GPU virtualization, how it works and how to use it

Before the arrival of the personal computer, people worked in terminals connected to a central minicomputer, which was in charge of all the tasks. With the advent of cloud computing running various operating systems in virtual machines, virtualization is not only needed on processors, but also on GPUs.

Why is virtualization necessary on GPUs?

Virtualization is the ability of hardware to create multiple versions of itself so that it can be used by multiple virtual machines. For example, part of a CPU that has been virtualized will be seen by an operating system running in a virtual machine, while other virtual machines will see other parts of the CPU as a single, separate CPU. In this case, we virtualized the processor, because we created a virtual version of each operating system running on the system.

In the case of GPUs, the command lists for graphics and computing are written in certain parts of memory in particular and in general the GPUs that we mount in our PCs are designed to work in a single operating system without no virtual machine in between. .
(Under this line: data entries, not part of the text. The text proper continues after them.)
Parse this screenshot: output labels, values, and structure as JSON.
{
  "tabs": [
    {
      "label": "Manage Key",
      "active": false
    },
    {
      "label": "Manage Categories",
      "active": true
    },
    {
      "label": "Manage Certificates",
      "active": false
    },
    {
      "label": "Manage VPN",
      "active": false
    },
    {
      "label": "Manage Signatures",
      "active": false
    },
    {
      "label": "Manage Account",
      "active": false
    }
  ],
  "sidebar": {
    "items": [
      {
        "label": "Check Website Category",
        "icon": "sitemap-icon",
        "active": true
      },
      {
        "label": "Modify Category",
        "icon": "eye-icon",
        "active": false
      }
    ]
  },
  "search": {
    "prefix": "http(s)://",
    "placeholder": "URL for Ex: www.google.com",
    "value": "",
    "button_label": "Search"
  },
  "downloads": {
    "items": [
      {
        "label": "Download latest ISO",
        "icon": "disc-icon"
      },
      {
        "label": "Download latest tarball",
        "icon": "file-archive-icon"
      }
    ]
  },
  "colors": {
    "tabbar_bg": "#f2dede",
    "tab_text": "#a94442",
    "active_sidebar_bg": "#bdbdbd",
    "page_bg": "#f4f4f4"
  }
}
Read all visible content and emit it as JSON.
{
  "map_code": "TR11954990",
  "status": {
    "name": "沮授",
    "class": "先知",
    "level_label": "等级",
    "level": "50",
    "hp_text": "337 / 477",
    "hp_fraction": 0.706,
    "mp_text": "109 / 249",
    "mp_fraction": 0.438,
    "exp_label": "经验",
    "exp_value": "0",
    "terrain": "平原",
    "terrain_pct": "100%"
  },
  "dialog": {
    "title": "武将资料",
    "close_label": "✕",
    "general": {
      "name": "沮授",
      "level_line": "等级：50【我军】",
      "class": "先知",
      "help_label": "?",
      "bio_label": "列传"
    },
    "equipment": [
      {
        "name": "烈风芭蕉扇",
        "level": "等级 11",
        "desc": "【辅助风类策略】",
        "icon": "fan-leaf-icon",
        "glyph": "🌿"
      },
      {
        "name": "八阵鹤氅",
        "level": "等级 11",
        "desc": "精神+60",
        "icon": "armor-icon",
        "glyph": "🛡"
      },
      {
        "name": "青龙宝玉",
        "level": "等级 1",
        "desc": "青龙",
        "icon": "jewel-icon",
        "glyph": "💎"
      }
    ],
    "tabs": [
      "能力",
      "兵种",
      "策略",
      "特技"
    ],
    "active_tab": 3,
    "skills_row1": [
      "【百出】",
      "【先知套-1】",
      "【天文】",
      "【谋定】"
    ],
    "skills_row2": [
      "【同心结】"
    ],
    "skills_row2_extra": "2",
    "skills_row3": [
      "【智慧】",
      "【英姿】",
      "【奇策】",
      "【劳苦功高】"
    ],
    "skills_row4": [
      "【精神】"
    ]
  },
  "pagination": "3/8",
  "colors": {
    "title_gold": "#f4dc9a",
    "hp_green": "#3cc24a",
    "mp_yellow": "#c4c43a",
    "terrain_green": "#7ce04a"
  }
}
This is not the case with graphics cards for data centers, where several different instances, virtual machines, of an operating system are usually running and each customer must access the GPU. This is where virtualization in GPUs is needed.

GPU side virtualization

GPUs also need changes at the hardware level to support virtualization. For this reason, graphics cards with this capability are typically only sold in markets far from desktop and therefore have a much higher price tag than desktop GPUs. Today, you can hire the power of a GPU in the cloud to speed up certain scientific work, render a scene remotely for a movie or series, etc.

SR-IOV

Each PCI Express device has a unique memory address on the memory card of each PC. Which means if we are using a virtualized environment, we cannot access hardware connected to these ports such as graphics cards more than once. Usually, virtual machines that we run on desktop PCs do not have the ability to use the graphics card, which will only be accessible to the guest operating system.
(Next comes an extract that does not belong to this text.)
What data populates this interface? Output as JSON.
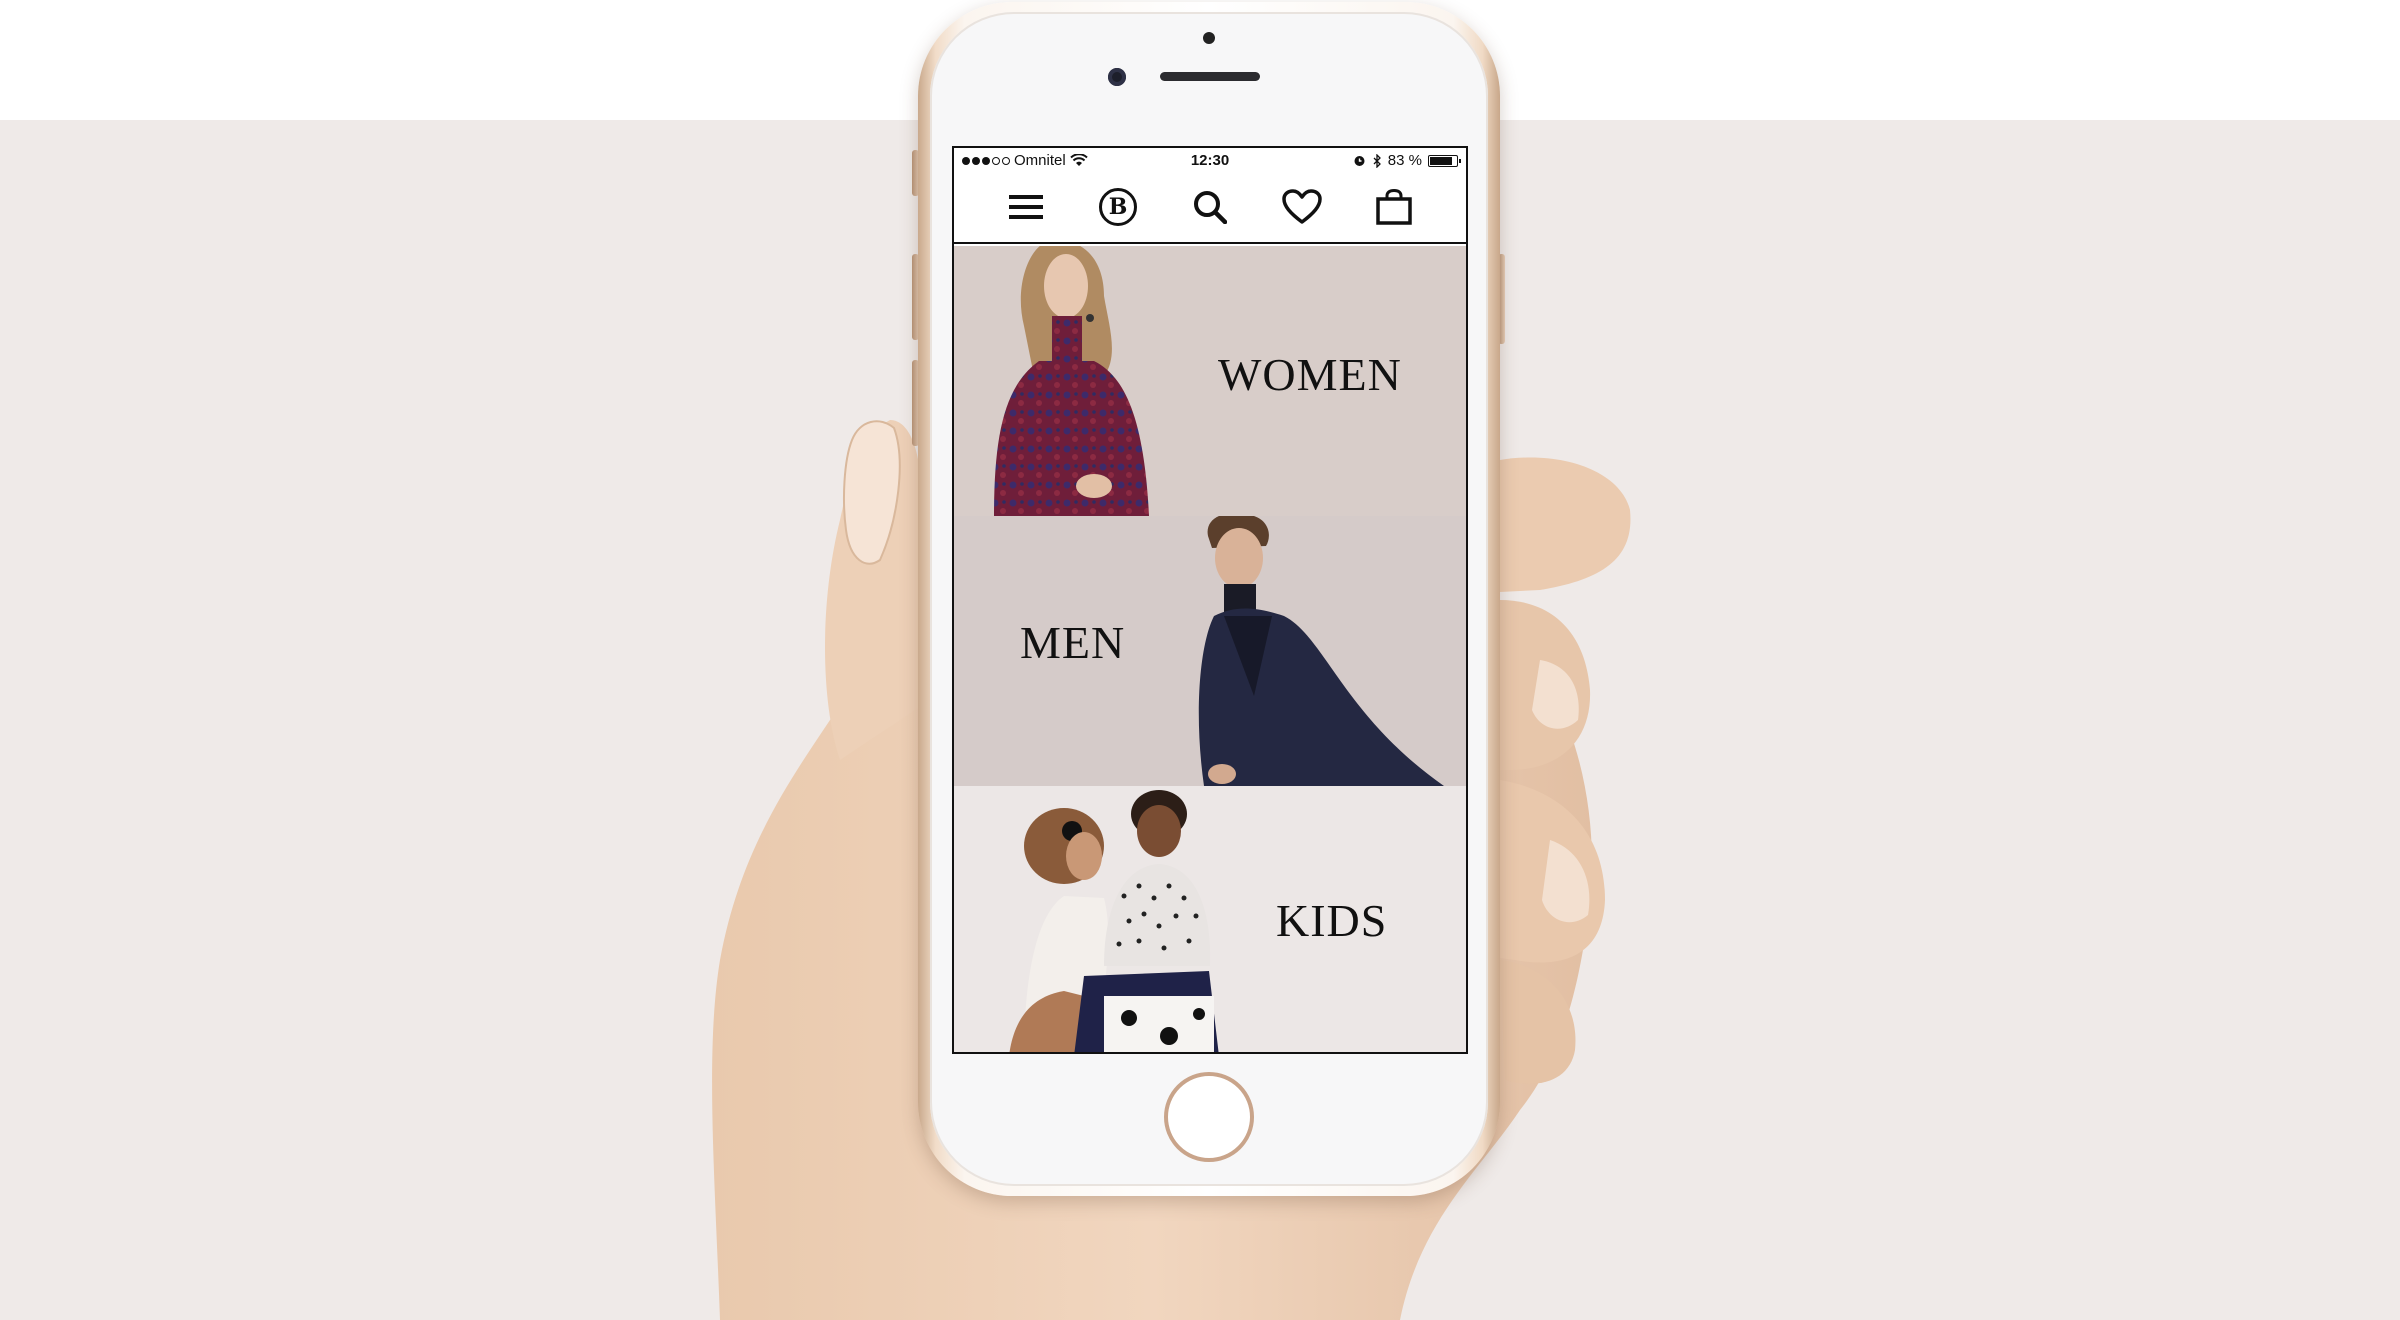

The solution to this is SR-IOV, which virtualizes the PCI Express port and allows multiple virtual machines to simultaneously access these memory addresses. In the PC, peripheral communication takes place via calls to certain memory addresses. Although today these calls do not correspond to physical memory addresses, but virtual ones, the inviolable rule is that the contents of a memory address cannot be manipulated by two clients at the same time, because there are then conflicts regarding data content.

The SR-IOV to work needs a network controller built into the PCI Express device, in case we are dealing with the graphics card, which receives requests from different virtual machines that need to access its resources.

Modifications to DMA drives for GPU virtualization

The first change occurs in DMA units, these units usually come in pairs in the GPUs we use in PCs and provide access to the system RAM, not to be confused with VRAM, through an alternate channel. At each frame, the GPU will need to access to read the list of screens in part of the RAM or it will have to copy the data from RAM to VRAM in case it needs that data later. This uses one DMA unit in each direction. In the case of GPUs with virtualization? They use multiple DMA units in parallel or one DMA unit with multiple simultaneous access channels

The use of the different channels by the virtual GPUs is managed by the integrated network controller, which is responsible for managing requests to the RAM, either physically or to another device also connected to the PCI Express port. So if the different virtual GPUs need to access, for example, an SSD, they do so through the DMA units.

GPU Command Processor Changes

The second change concerns the command processor. All GPUs for computing without graphics in the middle are used to working in several contexts at the same time, this is because they are very small lists of commands that are resolved in a short time, on the other hand if we speak of graphics at the same time. thing that changes completely, because only one command list is usually used.

What about non-virtualized GPUs that use multiple displays? This is not the same as using multiple operating systems in virtual machines, since the list of screens in these cases comes from a single operating system that tells the GPU which video output is through which each image must be transmitted.

Therefore, it is necessary to implement a special graphics control processor, which works in conjunction with the DMA units and the integrated network controller to work not as a GPU, but as several different and virtual ones.

GPU resources are distributed in virtualization

All contemporary graphics cards are generally divided into several blocks within other blocks, for example if we take the GA102 from the NVIDIA RTX 3080 or 3090 we will see that it is initially composed of several GPCs, within which there are several TPC and in each TPC we have 2 SM.

Depending on the way in which the distribution of resources has been proposed by the manufacturer, we can find a distribution in which each virtual machine corresponds to a GPC, so in the case of the GA102 we would speak of a virtualization of the GPU in 7 different ones. Although it is also possible to do this at the TPC level, in this case up to 36 VMs can be created, but as we understand the power of each of them would be very different.

In GPUs, what is assigned in NVIDIA is a full GPC or what in AMD is known as the Shader Engine, as each of these parts has all of the components needed to function as a GPU on its own. In cases where the virtualized GPU is not used for rendering but for computation, then the distribution is at the TPC level or its equivalent in AMD RDNA, the WGP.